L’optimisme autour des retombées de l’intelligence artificielle pour Broadcom a rencontré un coup d’arrêt. Le groupe américain de semi-conducteurs a présenté des perspectives financières pour l’exercice en cours qui ont déçu les investisseurs, suggérant que la croissance tirée par l’IA progresse moins vite que ne le prévoyaient certains analystes.
Des prévisions en dessous du consensus
Broadcom a indiqué tabler sur un chiffre d’affaires lié aux puces pour intelligence artificielle de 56 milliards de dollars pour l’exercice fiscal qui s’achèvera en octobre. Ce montant est inférieur à la moyenne des estimations des analystes, qui s’établissait à 57,6 milliards de dollars. L’écart, bien que modeste en pourcentage, a suffi à provoquer une vive réaction des marchés.

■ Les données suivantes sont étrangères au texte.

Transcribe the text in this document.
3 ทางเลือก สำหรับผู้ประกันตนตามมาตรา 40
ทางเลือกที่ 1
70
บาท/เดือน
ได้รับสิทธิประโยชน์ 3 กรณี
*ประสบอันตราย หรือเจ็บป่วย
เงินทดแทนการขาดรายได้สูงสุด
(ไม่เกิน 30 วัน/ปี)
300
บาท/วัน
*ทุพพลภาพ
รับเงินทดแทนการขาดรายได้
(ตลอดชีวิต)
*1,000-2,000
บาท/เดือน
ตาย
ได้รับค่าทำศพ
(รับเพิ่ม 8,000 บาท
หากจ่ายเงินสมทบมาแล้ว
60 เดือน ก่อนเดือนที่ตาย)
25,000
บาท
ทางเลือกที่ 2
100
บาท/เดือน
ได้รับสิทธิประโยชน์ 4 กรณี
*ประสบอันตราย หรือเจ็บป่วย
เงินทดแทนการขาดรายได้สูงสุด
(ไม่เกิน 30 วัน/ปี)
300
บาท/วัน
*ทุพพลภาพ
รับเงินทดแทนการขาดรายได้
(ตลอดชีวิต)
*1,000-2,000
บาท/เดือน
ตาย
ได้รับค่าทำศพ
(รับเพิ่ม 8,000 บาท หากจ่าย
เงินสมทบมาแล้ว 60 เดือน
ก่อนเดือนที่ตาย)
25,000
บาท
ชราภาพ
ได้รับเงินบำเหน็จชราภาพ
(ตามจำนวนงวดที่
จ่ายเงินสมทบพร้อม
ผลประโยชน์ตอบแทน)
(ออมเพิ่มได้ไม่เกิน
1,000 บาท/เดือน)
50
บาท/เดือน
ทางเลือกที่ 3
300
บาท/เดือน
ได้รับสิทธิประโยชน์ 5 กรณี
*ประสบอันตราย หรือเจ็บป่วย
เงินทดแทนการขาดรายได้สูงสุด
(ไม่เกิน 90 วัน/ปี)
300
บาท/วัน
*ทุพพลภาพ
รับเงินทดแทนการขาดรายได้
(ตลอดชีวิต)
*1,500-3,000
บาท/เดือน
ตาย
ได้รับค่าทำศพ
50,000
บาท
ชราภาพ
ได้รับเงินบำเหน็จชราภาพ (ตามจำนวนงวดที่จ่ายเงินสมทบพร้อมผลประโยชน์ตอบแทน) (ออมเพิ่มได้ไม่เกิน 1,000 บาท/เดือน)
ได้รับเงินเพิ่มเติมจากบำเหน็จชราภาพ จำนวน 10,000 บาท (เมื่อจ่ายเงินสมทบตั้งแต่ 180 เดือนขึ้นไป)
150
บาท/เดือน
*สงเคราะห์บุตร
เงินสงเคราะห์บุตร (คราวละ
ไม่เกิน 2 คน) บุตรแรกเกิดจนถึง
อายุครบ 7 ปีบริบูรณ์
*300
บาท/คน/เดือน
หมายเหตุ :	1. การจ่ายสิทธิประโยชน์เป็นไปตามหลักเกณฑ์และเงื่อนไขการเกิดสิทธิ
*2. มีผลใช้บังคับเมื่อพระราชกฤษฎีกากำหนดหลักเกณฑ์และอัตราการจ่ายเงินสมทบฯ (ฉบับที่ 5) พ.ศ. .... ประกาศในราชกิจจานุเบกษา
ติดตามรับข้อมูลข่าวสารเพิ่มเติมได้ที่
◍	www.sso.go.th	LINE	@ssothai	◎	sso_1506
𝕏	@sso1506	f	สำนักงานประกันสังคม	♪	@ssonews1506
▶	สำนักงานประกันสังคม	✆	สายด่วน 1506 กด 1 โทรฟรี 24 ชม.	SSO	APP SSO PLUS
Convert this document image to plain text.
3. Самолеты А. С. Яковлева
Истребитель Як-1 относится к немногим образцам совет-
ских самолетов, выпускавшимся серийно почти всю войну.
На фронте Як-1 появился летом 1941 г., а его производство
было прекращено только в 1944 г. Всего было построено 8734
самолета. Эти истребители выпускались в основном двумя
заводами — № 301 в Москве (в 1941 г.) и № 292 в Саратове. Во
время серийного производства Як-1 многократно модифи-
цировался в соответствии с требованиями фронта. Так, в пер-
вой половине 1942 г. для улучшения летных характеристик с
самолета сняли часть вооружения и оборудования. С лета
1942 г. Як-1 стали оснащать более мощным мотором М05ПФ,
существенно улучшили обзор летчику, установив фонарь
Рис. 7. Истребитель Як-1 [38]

Réaction boursière immédiate
À la suite de cette annonce, l’action Broadcom a chuté lors des échanges prolongés. Selon des observateurs financiers, il s’agit du plus fort repli en une seule séance depuis plus d’un an. Le titre du groupe, qui avait fortement progressé ces derniers mois porté par l’engouement pour l’IA, subit donc un net démenti boursier.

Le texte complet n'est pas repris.